From the outset of these two shows the producers have always stated that the evolution of the series was to portray the downfall of the gods. This may not take place in a cataclysmic battle between good and evil, heaven and hell or mortal and immortal but with the simple choice that mankind must make for itself. Both Hercules and Xena have never depended upon any of the gods for help, choosing to look to themselves, and having faith in themselves to succeed.

The 100th episode of Xena, Seeds of Faith, begins as the title suggests to sow the seeds of the changing faiths and beliefs in our characters. Eli ponders that mankind does indeed have the power to take their destiny into their own hands, taking power away from the gods and giving it to the mortals. The fourth season episode Déjà vu All Over Again, set in modern day American shows us a God of War who is rendered powerless, stating that not being worshipped will do that to you. From this we can presume that Xena, Gabrielle and Eli were successful in showing others the way forward and in effect causing their own end of a world scenario, but instead of resistance this time the end is welcomed, with the promise of a new beginning.

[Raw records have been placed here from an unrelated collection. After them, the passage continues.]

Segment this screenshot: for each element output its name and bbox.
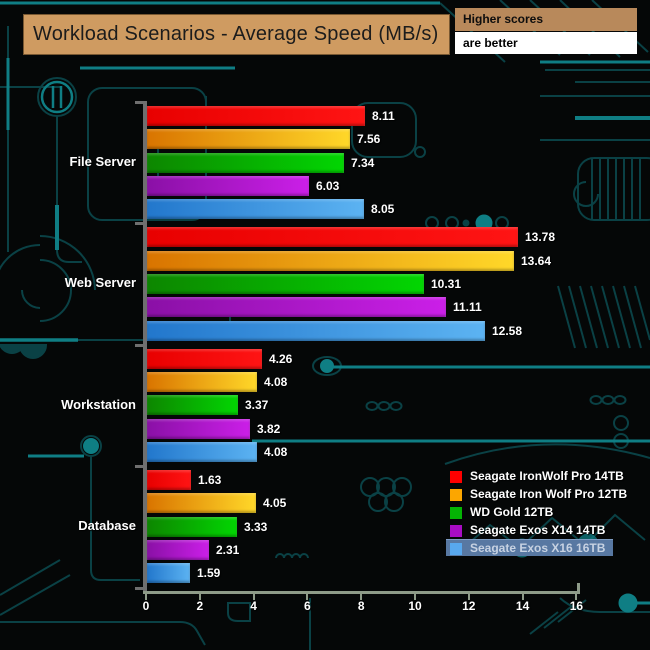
bar-wd-gold-12tb-file-server: [147, 152, 344, 173]
bar-seagate-exos-x14-14tb-workstation: [147, 418, 250, 439]
bar-value-label: 1.59: [197, 566, 221, 581]
bar-seagate-ironwolf-pro-14tb-database: [147, 469, 191, 490]
bar-seagate-exos-x16-16tb-file-server: [147, 199, 364, 220]
category-label-workstation: Workstation: [61, 396, 136, 412]
bar-value-label: 4.05: [263, 496, 287, 511]
bar-value-label: 1.63: [198, 472, 222, 487]
x-axis-tick-label: 12: [462, 599, 476, 613]
legend-label-seagate-ironwolf-pro-14tb: Seagate IronWolf Pro 14TB: [470, 469, 624, 483]
bar-seagate-exos-x16-16tb-web-server: [147, 320, 485, 341]
higher-scores-note: Higher scores: [455, 8, 637, 31]
bar-seagate-iron-wolf-pro-12tb-workstation: [147, 371, 257, 392]
bar-seagate-ironwolf-pro-14tb-file-server: [147, 106, 365, 126]
bar-seagate-iron-wolf-pro-12tb-database: [147, 493, 256, 514]
bar-value-label: 10.31: [431, 276, 462, 291]
bar-value-label: 4.26: [269, 351, 293, 366]
bar-value-label: 8.11: [372, 109, 395, 123]
bar-value-label: 7.56: [357, 132, 381, 147]
bar-seagate-exos-x14-14tb-file-server: [147, 175, 309, 196]
legend-swatch-seagate-exos-x14-14tb: [450, 525, 462, 537]
bar-seagate-exos-x16-16tb-database: [147, 563, 190, 584]
legend-label-seagate-iron-wolf-pro-12tb: Seagate Iron Wolf Pro 12TB: [470, 487, 628, 501]
x-axis-tick-label: 14: [515, 599, 530, 613]
value-axis-end-tick: [577, 583, 580, 591]
x-axis-tick-label: 10: [408, 599, 422, 613]
legend-swatch-seagate-ironwolf-pro-14tb: [450, 471, 462, 483]
legend-swatch-wd-gold-12tb: [450, 507, 462, 519]
bar-wd-gold-12tb-workstation: [147, 395, 238, 416]
bar-seagate-exos-x14-14tb-database: [147, 539, 209, 560]
legend-swatch-seagate-iron-wolf-pro-12tb: [450, 489, 462, 501]
bar-value-label: 13.64: [521, 253, 552, 268]
x-axis-tick-label: 0: [142, 599, 150, 613]
chart-title: Workload Scenarios - Average Speed (MB/s…: [23, 14, 450, 55]
category-label-web-server: Web Server: [64, 275, 136, 291]
bar-seagate-ironwolf-pro-14tb-workstation: [147, 348, 262, 369]
bar-value-label: 2.31: [216, 542, 240, 557]
category-axis-tick: [135, 101, 143, 104]
bar-seagate-iron-wolf-pro-12tb-web-server: [147, 250, 514, 271]
bar-value-label: 3.37: [245, 398, 269, 413]
bar-wd-gold-12tb-database: [147, 516, 237, 537]
bar-wd-gold-12tb-web-server: [147, 273, 424, 294]
category-axis-tick: [135, 587, 143, 590]
bar-seagate-ironwolf-pro-14tb-web-server: [147, 227, 518, 248]
bar-seagate-iron-wolf-pro-12tb-file-server: [147, 129, 350, 150]
legend-swatch-seagate-exos-x16-16tb: [450, 543, 462, 555]
bar-seagate-exos-x14-14tb-web-server: [147, 297, 446, 318]
category-axis-tick: [135, 464, 143, 468]
category-label-file-server: File Server: [69, 154, 137, 169]
bar-value-label: 8.05: [371, 202, 395, 217]
bar-value-label: 12.58: [492, 323, 523, 338]
bar-value-label: 4.08: [264, 444, 288, 459]
x-axis-tick-label: 8: [357, 599, 365, 613]
x-axis-tick-label: 16: [569, 599, 584, 613]
x-axis-tick-label: 4: [250, 599, 257, 613]
bar-value-label: 3.82: [257, 421, 281, 436]
x-axis-tick-label: 2: [196, 599, 204, 613]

The Norse myth of the end of the world is the basis for a two-parter in the fifth season of Hercules: The Legendary Journeys. With its usual cheeky disrespect for legends of any sort, Hercules uses this myth, known as Ragnarok, entirely to its own ends, taking what it needs to make a cracking story and leaving everything else behind.

The first sign of the impending Ragnarok is the death of the god Balder, which is shown in the first of the two episodes, Norse by Norsevest. Balder is supposedly impervious to all weapons, but his mischievous brother, Loki the trickster-god, brings about his death. In the episode, Loki tricks Hercules into pricking Balder with a tiny dart that has been poisoned so that it will kill even a god.  This is a re-telling of what happens in the myth, except that it is the blind god Hodur who is tricked into slaying Balder. Norse by Norsevest goes on to show Thor the thunder-god being defeated by the half-mortal Hercules in battle, the second sign that the Ragnarok is near, but this has no parallel in myth.

The series’ third sign of Ragnarok – the blinding of Odin that is shown in the second episode, Somewhere over the Rainbow Bridge – does not bear any relation to the real myth either. Ragnarok was really to be heralded by dreadful winters, culminating in a permanent one that rejoiced in the name of the Fimbul Winter, during which the fabric of society would be pushed to breaking point: fathers, sons and brothers would kill one another, communities would collapse and all vows would be forgotten. Monsters imprisoned in the bowels of the earth, including Loki and his children the wolf Fenris and the serpent Jormungand, would be let loose to attack Asgard, the home of the gods. In Hercules, Loki regularly changes shape to become a wolf, though Fenris and Jormungand are themselves absent.

Ragnarok was to be the end of the world, but, like the flood myths, it was just the end of the world as we know it. The old order of the Norse gods would die in its struggle with the freed monsters, but a new order would rise in its place. Some gods and men would survive Ragnarok and the new world would not be troubled by the ancient evil that had destroyed itself in its attack on Asgard.